Hi Westie
I was dx in Nov last year, I had 3 cm lump, stage 3, right mastectomy and full node clearance, 5/11 nodes affected, her2 +++ - my chemo regime was 4 x fec/ 4 x tax with 20 rads in the middle.
I haven’t posted for a while, but you may remember my posts about the affect of tax. I had ‘sailed’ through the first 4 fec - well, as well as you can, nothing serious apart from a bit of heartburn and constipation - then had my 20 rads, then started on the tax. I have to say you have done far better than I did - I only managed one!!

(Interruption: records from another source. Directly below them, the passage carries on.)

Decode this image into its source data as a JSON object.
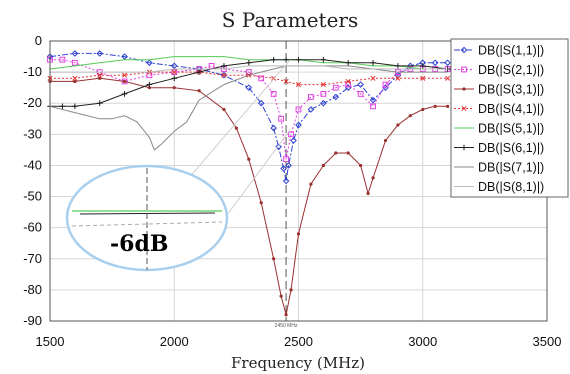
{
  "chart_data": {
    "type": "line",
    "title": "S Parameters",
    "xlabel": "Frequency (MHz)",
    "ylabel": "",
    "xlim": [
      1500,
      3500
    ],
    "ylim": [
      -90,
      0
    ],
    "xticks": [
      "1500",
      "2000",
      "2500",
      "3000",
      "3500"
    ],
    "yticks": [
      "0",
      "-10",
      "-20",
      "-30",
      "-40",
      "-50",
      "-60",
      "-70",
      "-80",
      "-90"
    ],
    "grid": true,
    "legend_position": "top-right",
    "marker": {
      "x": 2450,
      "label": "2450 MHz"
    },
    "callout_label": "-6dB",
    "series": [
      {
        "name": "DB(|S(1,1)|)",
        "color": "#2b3fd1",
        "style": "dashdot",
        "marker": "diamond",
        "x": [
          1500,
          1600,
          1700,
          1800,
          1900,
          2000,
          2100,
          2200,
          2300,
          2350,
          2400,
          2420,
          2440,
          2450,
          2460,
          2480,
          2500,
          2550,
          2600,
          2650,
          2700,
          2750,
          2800,
          2850,
          2900,
          2950,
          3000,
          3050,
          3100
        ],
        "y": [
          -5,
          -4,
          -4,
          -5,
          -7,
          -8,
          -9,
          -11,
          -15,
          -20,
          -28,
          -34,
          -41,
          -45,
          -40,
          -32,
          -27,
          -22,
          -20,
          -18,
          -15,
          -14,
          -19,
          -15,
          -11,
          -8,
          -7,
          -7,
          -7
        ]
      },
      {
        "name": "DB(|S(2,1)|)",
        "color": "#e040e0",
        "style": "dotted",
        "marker": "square",
        "x": [
          1500,
          1550,
          1600,
          1700,
          1800,
          1900,
          2000,
          2100,
          2150,
          2200,
          2300,
          2350,
          2400,
          2430,
          2450,
          2470,
          2500,
          2550,
          2600,
          2650,
          2700,
          2750,
          2800,
          2850,
          2900,
          2950,
          3000,
          3050,
          3100
        ],
        "y": [
          -6,
          -6,
          -7,
          -10,
          -13,
          -11,
          -10,
          -9,
          -8,
          -9,
          -10,
          -12,
          -17,
          -25,
          -38,
          -30,
          -22,
          -18,
          -17,
          -15,
          -14,
          -17,
          -21,
          -14,
          -10,
          -9,
          -9,
          -9,
          -9
        ]
      },
      {
        "name": "DB(|S(3,1)|)",
        "color": "#9a3030",
        "style": "solid",
        "marker": "circle",
        "x": [
          1500,
          1600,
          1700,
          1800,
          1900,
          2000,
          2100,
          2200,
          2250,
          2300,
          2350,
          2400,
          2430,
          2450,
          2470,
          2500,
          2550,
          2600,
          2650,
          2700,
          2750,
          2780,
          2800,
          2850,
          2900,
          2950,
          3000,
          3050,
          3100
        ],
        "y": [
          -13,
          -13,
          -12,
          -13,
          -15,
          -15,
          -16,
          -22,
          -28,
          -38,
          -52,
          -70,
          -82,
          -88,
          -80,
          -62,
          -46,
          -40,
          -36,
          -36,
          -40,
          -49,
          -44,
          -32,
          -27,
          -24,
          -22,
          -21,
          -21
        ]
      },
      {
        "name": "DB(|S(4,1)|)",
        "color": "#e03030",
        "style": "dotted",
        "marker": "x",
        "x": [
          1500,
          1600,
          1700,
          1800,
          1900,
          2000,
          2100,
          2200,
          2300,
          2400,
          2450,
          2500,
          2600,
          2700,
          2800,
          2900,
          3000,
          3100
        ],
        "y": [
          -12,
          -12,
          -11,
          -11,
          -10,
          -10,
          -10,
          -11,
          -11,
          -12,
          -13,
          -14,
          -14,
          -13,
          -12,
          -12,
          -12,
          -12
        ]
      },
      {
        "name": "DB(|S(5,1)|)",
        "color": "#55cc55",
        "style": "solid",
        "marker": "none",
        "x": [
          1500,
          1600,
          1700,
          1800,
          1900,
          2000,
          2100,
          2200,
          2300,
          2400,
          2450,
          2500,
          2600,
          2700,
          2800,
          2900,
          3000,
          3100
        ],
        "y": [
          -9,
          -8,
          -7,
          -6,
          -6,
          -5,
          -5,
          -5,
          -6,
          -6,
          -6,
          -6,
          -7,
          -7,
          -8,
          -8,
          -9,
          -9
        ]
      },
      {
        "name": "DB(|S(6,1)|)",
        "color": "#222222",
        "style": "solid",
        "marker": "plus",
        "x": [
          1500,
          1550,
          1600,
          1700,
          1800,
          1900,
          2000,
          2100,
          2200,
          2300,
          2400,
          2450,
          2500,
          2600,
          2700,
          2800,
          2900,
          3000,
          3100
        ],
        "y": [
          -21,
          -21,
          -21,
          -20,
          -17,
          -14,
          -12,
          -10,
          -8,
          -7,
          -6,
          -6,
          -6,
          -6,
          -7,
          -7,
          -8,
          -8,
          -9
        ]
      },
      {
        "name": "DB(|S(7,1)|)",
        "color": "#888888",
        "style": "solid",
        "marker": "none",
        "x": [
          1500,
          1600,
          1700,
          1750,
          1800,
          1850,
          1900,
          1920,
          1950,
          2000,
          2050,
          2100,
          2200,
          2300,
          2400,
          2450,
          2500,
          2600,
          2700,
          2800,
          2900,
          3000,
          3100
        ],
        "y": [
          -21,
          -23,
          -25,
          -25,
          -24,
          -26,
          -31,
          -35,
          -33,
          -29,
          -26,
          -19,
          -14,
          -11,
          -9,
          -8,
          -8,
          -8,
          -8,
          -9,
          -10,
          -10,
          -10
        ]
      },
      {
        "name": "DB(|S(8,1)|)",
        "color": "#bbbbbb",
        "style": "solid",
        "marker": "none",
        "x": [
          1500,
          1600,
          1700,
          1800,
          1900,
          2000,
          2100,
          2200,
          2300,
          2400,
          2450,
          2500,
          2600,
          2700,
          2800,
          2900,
          3000,
          3100
        ],
        "y": [
          -10,
          -10,
          -10,
          -10,
          -10,
          -9,
          -9,
          -9,
          -8,
          -8,
          -8,
          -8,
          -8,
          -9,
          -9,
          -9,
          -9,
          -9
        ]
      }
    ]
  }
}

After the first tax, I had every side effect you could name - I couldn’t walk because of the pain in my feet (eventually my skin literally peeled off both feet, all in one go - massive foot shaped piece of skin came off yukkkkk), I kept dropping things because of peripheral neuropathy in my hands, I was admitted to hospital with neutropenic sepsis and had to have IV antibiotics for 5 days, my finger nails and toe nails broke and fell off ( and I’m now almost 4 months from that ONE tax and they are still not recovered!!) - following this my onc took the decision that the tax should be discontinued - I was gutted at the time, as I felt that Tax was the ‘gold standard’ and that I had failed somehow. I was offered a further 2 x fec instead of the 3 x tax I was due ( could only have 6 x fec in total) - and I was devastated and felt like I was losing out somewhere. Onc assured me this wasn’t the case, and that in my particular area, they had had a large number of women for whom the side effects of tax were so dramatic they outweighed the benefits of continuing treatment.
As I’m a stats person - I had a look at the difference this would make on Adj online and while there was a difference, it wasn’t significant.
I couldn’t have carried on at all - I was a physical and emotional wreck by wk 2 following the first tax.
You have done more than enough having 4 x fec and 3 x tax - whilst I can understand where your OH is coming from (in terms of you getting the best possible treatment for your dx) I think he also has to understand the effects that having that last one would have on you. It really is a case of weighing up the pro’s & cons.
I am currently in a similar situation with Herceptin (but almost in reverse) - I have a very low heart rate, and was advised that I would probably only get the first 2 herceptins and no more because of heart readings, I was given the choice of whether I wanted to even start. I have a bad prognosis in terms of the cancer returning elsewhere, and Onc’s advice was that the risk of heart failure was far outweighed by the benfits of treatment - so I went with it.
Have just had my first heart scan and my reading has gone up! SO here’s to the next 4 treatments…!
Just don’t beat yourself up about your decision…if there’s one thing I’ve learnt along the way, it’s that you have to do what’s right for you…and the only person who really knows what that is - is you!